3. Investasi yang dikeluarkan perusahaan bukanlah biaya, melainkan langkah mitigasi risiko reputasi dan kepatuhan yang bernilai jauh lebih besar.


Pelatihan in-house dua hari dari digitalbank.id dan IADERN akan membekali bank dengan framework tata kelola risiko AI. Bahas bias kredit, ancaman deepfake, dan risk tolerance AI bersama pakar AI yang memahami ‘big picture’ AI di tingkat global dan nasional dan mampu mengimplementasikannya di sektor perbankan nasional.


AI bukan lagi sekadar proyek inovasi — ia sudah menjadi variabel risiko baru dalam laporan governance dan audit internal. Di sektor finansial, utamanya perbankan, kesalahan algoritma bukan hanya berujung kerugian operasional, tetapi bisa berimplikasi hukum dan reputasi. Bank of England dalam laporan 2024 menyatakan, “AI bukan hanya menambah efisiensi, tetapi membuka front risiko baru yang belum tersentuh oleh sistem pengawasan tradisional.” Kondisi ini menggambarkan konteks mengapa pelatihan tata kelola AI kini bukan pilihan, melainkan keharusan.

Apalagi pemerintah saat ini tengah menyiapkan Perpres AI dan OJK pada April lalu sudah mengeluarkan Tata Kelola Kecerdasan Artifisial Perbankan Indoneaia. Aturan ini akan mengubah cara bank memperlakukan AI, dari sekadar alat teknologi menjadi objek pengawasan setara keputusan kredit. Bank yang tidak segera membangun struktur tata kelola, inventarisasi model AI, dan mekanisme pelaporan risiko akan dinilai tidak siap secara kepatuhan digital.

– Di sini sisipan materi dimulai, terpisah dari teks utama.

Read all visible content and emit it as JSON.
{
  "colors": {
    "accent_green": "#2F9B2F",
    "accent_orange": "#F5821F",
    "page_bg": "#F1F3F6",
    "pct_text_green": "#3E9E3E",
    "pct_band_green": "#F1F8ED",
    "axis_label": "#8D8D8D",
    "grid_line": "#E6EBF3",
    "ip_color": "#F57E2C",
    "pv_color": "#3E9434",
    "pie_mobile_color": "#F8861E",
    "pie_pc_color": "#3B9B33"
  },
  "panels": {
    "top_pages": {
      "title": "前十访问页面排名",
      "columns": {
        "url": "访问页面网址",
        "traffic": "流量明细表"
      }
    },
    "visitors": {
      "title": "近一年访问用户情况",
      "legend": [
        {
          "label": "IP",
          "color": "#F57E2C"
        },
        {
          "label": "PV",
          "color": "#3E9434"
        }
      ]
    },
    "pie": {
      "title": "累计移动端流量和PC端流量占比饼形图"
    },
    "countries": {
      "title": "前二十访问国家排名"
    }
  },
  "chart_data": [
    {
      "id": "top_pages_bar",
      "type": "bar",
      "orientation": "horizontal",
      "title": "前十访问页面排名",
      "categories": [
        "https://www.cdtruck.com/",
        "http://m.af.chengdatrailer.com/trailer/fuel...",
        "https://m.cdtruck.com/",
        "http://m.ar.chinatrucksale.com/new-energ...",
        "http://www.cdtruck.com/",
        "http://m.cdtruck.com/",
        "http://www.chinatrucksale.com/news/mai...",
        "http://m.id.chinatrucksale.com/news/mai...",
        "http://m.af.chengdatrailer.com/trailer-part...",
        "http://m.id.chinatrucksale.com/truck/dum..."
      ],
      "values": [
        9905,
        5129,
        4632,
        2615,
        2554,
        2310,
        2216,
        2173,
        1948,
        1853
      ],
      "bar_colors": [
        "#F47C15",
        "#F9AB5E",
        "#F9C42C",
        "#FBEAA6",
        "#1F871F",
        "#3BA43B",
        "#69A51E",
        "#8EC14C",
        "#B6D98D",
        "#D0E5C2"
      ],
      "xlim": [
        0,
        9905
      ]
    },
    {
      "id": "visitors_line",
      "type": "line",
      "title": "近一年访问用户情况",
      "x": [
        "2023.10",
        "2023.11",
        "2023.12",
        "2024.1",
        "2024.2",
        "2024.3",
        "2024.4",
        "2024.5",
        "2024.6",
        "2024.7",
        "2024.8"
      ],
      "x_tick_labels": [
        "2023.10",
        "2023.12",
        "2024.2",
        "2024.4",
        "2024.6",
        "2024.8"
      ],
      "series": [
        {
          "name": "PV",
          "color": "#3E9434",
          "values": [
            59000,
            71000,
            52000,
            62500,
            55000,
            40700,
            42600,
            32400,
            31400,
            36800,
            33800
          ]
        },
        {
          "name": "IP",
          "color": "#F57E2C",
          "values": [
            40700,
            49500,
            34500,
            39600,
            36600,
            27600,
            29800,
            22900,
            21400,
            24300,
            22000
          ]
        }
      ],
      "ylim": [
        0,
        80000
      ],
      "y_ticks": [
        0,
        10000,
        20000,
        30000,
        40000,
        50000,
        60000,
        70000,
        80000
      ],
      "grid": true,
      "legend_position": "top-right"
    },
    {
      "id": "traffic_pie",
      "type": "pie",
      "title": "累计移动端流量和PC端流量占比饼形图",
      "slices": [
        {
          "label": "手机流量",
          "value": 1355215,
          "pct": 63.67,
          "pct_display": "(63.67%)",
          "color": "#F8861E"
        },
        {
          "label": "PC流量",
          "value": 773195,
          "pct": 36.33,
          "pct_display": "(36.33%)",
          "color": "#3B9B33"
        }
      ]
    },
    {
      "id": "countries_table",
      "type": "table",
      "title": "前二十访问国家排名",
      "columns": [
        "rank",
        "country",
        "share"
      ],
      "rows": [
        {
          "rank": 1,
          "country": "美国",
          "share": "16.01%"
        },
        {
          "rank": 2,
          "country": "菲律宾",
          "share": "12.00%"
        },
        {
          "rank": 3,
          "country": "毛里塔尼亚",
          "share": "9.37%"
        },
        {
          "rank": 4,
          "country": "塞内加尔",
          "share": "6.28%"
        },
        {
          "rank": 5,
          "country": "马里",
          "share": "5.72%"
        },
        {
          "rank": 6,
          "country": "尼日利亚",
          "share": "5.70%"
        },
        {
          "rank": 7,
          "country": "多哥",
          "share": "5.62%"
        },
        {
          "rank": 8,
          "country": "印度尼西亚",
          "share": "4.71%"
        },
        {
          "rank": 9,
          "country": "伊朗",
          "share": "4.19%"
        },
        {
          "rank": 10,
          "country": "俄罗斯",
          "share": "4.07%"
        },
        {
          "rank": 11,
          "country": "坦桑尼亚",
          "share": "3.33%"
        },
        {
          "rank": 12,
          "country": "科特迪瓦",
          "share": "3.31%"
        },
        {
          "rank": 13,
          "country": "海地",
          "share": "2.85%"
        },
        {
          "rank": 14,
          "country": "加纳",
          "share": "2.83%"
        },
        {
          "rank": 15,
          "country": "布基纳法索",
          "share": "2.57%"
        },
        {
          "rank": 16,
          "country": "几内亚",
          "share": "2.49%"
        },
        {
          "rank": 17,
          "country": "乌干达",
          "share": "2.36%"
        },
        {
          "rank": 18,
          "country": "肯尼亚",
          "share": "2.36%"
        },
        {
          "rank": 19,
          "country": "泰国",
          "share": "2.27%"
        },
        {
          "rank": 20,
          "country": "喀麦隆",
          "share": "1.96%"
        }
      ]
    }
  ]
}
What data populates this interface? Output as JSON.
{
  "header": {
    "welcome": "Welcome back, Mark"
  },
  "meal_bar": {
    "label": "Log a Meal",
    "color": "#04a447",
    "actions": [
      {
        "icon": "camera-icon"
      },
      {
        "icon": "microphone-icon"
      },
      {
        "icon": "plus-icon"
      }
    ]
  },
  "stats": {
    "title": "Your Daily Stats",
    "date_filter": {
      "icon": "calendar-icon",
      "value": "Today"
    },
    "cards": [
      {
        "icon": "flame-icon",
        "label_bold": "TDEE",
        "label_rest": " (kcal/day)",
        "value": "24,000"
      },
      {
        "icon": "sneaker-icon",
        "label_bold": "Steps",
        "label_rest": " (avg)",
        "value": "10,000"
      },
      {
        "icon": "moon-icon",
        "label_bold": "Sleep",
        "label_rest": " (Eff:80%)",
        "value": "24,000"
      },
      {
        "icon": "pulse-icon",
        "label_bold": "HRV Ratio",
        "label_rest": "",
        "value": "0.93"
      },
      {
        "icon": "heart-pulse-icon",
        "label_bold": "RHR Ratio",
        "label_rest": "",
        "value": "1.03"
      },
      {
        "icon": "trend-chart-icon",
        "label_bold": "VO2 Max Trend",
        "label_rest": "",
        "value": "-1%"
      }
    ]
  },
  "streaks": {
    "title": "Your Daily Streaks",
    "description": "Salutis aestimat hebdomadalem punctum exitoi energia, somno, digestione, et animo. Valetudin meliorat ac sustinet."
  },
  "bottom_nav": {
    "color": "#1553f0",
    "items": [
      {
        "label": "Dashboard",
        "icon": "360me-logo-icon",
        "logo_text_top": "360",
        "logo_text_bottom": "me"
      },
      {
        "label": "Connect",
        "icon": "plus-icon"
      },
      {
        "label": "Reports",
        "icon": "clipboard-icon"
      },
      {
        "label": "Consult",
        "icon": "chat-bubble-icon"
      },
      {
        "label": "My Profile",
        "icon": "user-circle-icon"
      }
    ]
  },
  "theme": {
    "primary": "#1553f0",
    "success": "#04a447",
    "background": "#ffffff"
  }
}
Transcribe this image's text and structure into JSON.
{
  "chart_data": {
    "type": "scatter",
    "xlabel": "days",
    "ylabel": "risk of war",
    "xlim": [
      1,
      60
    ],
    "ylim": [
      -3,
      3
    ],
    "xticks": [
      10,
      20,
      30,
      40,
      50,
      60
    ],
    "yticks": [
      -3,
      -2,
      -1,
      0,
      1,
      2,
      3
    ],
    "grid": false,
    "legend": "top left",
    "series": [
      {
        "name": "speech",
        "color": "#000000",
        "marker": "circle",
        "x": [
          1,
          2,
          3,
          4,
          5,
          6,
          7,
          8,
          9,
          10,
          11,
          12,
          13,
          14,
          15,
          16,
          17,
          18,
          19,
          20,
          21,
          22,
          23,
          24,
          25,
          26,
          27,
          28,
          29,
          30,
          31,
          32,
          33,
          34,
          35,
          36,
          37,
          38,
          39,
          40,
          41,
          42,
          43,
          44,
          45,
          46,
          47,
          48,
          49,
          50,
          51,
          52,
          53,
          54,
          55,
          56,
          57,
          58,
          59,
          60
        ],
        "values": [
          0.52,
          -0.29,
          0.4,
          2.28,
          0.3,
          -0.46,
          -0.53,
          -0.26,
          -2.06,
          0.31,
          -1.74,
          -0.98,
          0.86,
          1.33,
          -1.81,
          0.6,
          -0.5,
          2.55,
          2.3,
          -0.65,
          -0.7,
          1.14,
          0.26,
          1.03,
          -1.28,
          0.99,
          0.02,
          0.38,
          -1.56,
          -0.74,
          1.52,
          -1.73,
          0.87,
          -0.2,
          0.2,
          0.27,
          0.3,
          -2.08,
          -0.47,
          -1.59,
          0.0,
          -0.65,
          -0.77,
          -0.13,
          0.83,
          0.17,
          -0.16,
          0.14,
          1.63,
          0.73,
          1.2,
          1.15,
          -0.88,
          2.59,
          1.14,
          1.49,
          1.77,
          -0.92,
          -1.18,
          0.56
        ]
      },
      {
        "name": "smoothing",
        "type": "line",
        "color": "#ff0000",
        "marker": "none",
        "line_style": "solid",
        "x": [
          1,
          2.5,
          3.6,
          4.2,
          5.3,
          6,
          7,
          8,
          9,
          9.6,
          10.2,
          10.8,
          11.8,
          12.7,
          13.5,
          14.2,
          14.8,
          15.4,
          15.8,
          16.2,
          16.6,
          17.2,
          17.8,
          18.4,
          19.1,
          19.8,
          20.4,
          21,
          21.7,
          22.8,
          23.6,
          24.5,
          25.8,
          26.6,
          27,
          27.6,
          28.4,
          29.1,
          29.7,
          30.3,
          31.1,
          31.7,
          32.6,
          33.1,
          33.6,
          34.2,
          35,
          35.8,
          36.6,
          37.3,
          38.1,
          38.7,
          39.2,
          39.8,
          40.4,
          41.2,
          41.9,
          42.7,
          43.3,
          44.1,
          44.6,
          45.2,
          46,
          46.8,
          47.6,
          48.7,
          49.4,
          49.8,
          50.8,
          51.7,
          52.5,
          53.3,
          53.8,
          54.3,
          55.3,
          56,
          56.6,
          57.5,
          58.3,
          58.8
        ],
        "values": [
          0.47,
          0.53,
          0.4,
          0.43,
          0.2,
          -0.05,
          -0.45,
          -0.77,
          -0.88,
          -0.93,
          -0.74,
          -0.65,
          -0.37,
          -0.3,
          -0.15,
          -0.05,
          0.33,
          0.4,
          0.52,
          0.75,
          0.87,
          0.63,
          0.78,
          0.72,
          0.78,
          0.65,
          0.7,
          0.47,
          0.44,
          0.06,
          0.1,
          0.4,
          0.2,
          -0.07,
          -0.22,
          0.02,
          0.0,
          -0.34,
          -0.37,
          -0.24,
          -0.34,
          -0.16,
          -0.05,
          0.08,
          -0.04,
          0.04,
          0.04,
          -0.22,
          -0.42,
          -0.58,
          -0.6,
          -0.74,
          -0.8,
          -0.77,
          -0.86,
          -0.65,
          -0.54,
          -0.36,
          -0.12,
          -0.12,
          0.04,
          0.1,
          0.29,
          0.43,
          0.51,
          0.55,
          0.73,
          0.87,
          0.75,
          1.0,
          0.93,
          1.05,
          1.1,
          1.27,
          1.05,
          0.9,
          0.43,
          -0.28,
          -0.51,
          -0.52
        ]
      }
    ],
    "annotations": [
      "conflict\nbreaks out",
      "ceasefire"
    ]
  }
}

Untuk menjawab urgensi itu, digitalbank.id bersama Indonesia Applied Digital Economy & Regulatory Network (IADERN) telah menyusun program “AI Governance & Responsible AI for Banking Executive & Management”, sebuah program in-house training strategis yang dirancang khusus untuk memastikan dewan komisaris, dewan direksi dan jajaran eksekutif perbankan mampu membangun dan menguatkan “Kerangka Kerja AI yang Bertanggung Jawab” (Responsible AI Framework) secara komprehensif, memenuhi standar kepatuhan, dan siap memenuhi kewajiban pelaporan OJK. “Program ini menempatkan risiko AI bukan sebagai bahasan teknis IT, tetapi sebagai isu strategis bisnis dan reputasi,” ujar Deddy H. Pakpahan, founder digitalbank.id.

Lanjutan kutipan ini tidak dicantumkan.